Tech Bundle

SG MEM

Singapore Membrane Consortium

Traditionally, membrane technology has been widely adopted by the water industry due to its lower cost and higher efficiency across the water production, treatment and recycling process. However, innovations in membrane technology are increasingly being applied in the energy, pharmaceutical, biomedical, food and beverage, and environmental sectors. 

SG MEM has been set up as a platform to showcase Singapore’s unique ecosystem for membrane technology and to foster partnerships and collaborations towards developing innovative enterprise solutions beyond the traditional water space. These advancements highlight the growing importance and versatility of membrane technology across multiple industries. Explore the future of membrane technology with SG MEM and unlock new opportunities for your business.

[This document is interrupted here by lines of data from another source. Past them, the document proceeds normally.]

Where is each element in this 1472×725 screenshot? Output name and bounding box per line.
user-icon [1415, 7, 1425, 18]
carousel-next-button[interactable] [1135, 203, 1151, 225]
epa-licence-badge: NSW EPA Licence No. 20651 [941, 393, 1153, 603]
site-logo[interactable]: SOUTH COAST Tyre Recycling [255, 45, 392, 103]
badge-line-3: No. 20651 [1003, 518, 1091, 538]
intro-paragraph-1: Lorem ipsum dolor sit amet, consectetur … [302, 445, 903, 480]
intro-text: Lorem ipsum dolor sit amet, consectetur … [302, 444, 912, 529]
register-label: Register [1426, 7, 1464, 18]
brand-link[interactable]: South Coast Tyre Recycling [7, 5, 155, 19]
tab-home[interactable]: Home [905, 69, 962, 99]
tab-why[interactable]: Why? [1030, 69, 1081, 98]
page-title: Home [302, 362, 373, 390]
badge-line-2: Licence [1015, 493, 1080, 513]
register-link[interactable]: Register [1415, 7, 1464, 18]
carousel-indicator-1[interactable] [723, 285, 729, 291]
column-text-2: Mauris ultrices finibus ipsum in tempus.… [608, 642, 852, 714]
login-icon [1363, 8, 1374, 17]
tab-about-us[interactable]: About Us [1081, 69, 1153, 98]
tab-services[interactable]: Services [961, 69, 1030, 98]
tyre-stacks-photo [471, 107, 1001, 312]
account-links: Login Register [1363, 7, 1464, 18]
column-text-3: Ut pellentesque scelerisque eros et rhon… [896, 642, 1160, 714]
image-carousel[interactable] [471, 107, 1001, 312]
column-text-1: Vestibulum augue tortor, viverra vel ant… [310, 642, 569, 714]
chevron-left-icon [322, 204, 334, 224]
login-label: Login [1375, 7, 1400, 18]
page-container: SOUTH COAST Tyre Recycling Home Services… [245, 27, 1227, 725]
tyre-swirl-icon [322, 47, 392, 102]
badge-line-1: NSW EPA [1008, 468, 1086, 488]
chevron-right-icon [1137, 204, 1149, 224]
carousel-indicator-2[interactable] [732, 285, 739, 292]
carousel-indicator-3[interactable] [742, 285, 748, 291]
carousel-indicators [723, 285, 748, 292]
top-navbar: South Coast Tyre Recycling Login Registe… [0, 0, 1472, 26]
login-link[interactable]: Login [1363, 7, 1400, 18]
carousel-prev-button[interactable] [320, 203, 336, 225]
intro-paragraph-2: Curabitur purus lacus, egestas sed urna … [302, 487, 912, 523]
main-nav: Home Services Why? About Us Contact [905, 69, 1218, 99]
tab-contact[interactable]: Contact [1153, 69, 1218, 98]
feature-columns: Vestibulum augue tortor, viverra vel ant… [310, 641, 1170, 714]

Nature-Inspired Superhydrophobic Membranes for Membrane Distillation
Current state-of-the-art lab-scale methods for fabricating superhydrophobic membranes for membrane distillation often involve complex surface modifications or the use of nanomaterials. However, these methods are difficult to scale up. This technology relates to a pure rheological spray-assisted non-solvent induced phase separation (SANIPS) approach to fabricate superhydrophobic polyvinylidene fluoride (PVDF) membranes. The resulting membranes have high porosity, superhydrophobicity, high liquid entry pressure, and hierarchical micro/nanostructures. They can also be easily scaled up. The spraying step caused local distortion of the membrane surface, which induced a two-stage phase inversion. This led to the formation of multilevel polymeric crystal structures. The morphological structures and other membrane properties (e.g., mechanical strength and liquid entry pressure) could be tuned by applying spraying materials with different physicochemical properties. This facile fabrication method will pave the way for the large-scale production of superhydrophobic membranes for membrane distillation.
Nanofiltration and Reverse Osmosis Membranes with High Water Permeability
Thin film composite (TFC) membranes are the main membrane types for reverse osmosis (RO) and nanofiltration (NF) membranes. RO membranes can be used for desalination, utility water treatment, wastewater treatment and reuse as well as process water treatment. NF membranes can allow monovalent ions, such as sodium chloride, to pass through the membrane, while rejecting divalent and multivalent ions, such as sodium sulfate. It has applications in the diary, food, dye, biotech, pharmaceutical and industrial processes for concentrating targeted streams. Boosting membrane permeability without a decrease in their rejection to target ions has been the objective of many membrane producers. Many methods have been proposed in literature to achieve the target, such as incorporating nanoparticles or surfactants. However, the synthesis of uniform nanoparticles in large scale is a problem and the long-term stability of nanoparticles in the polyamide layer is of concern. The process of adding surfactants is also not controllable, leading to a potential concern for quality control in the final membrane product. This invention relates to a simple method to increase the water permeability of thin film composite membranes for nanofiltration and reverse osmosis by 2 to 5 times.
Modified Thin-Film Composite Membranes for Enhanced Reverse Osmosis
Thin-film nanocomposite (TFN) membranes are a promising technology for desalination to increase water permeability of thin-film composite (TFC) membranes without compromising selectivity. However, their widespread use has been limited by the time and resources required to synthesise the necessary nanomaterials.  This invention relates to a methodology to form TFN membranes directly on TFC membranes, resulting in membranes with enhanced water permeability with little compromise on salt rejection.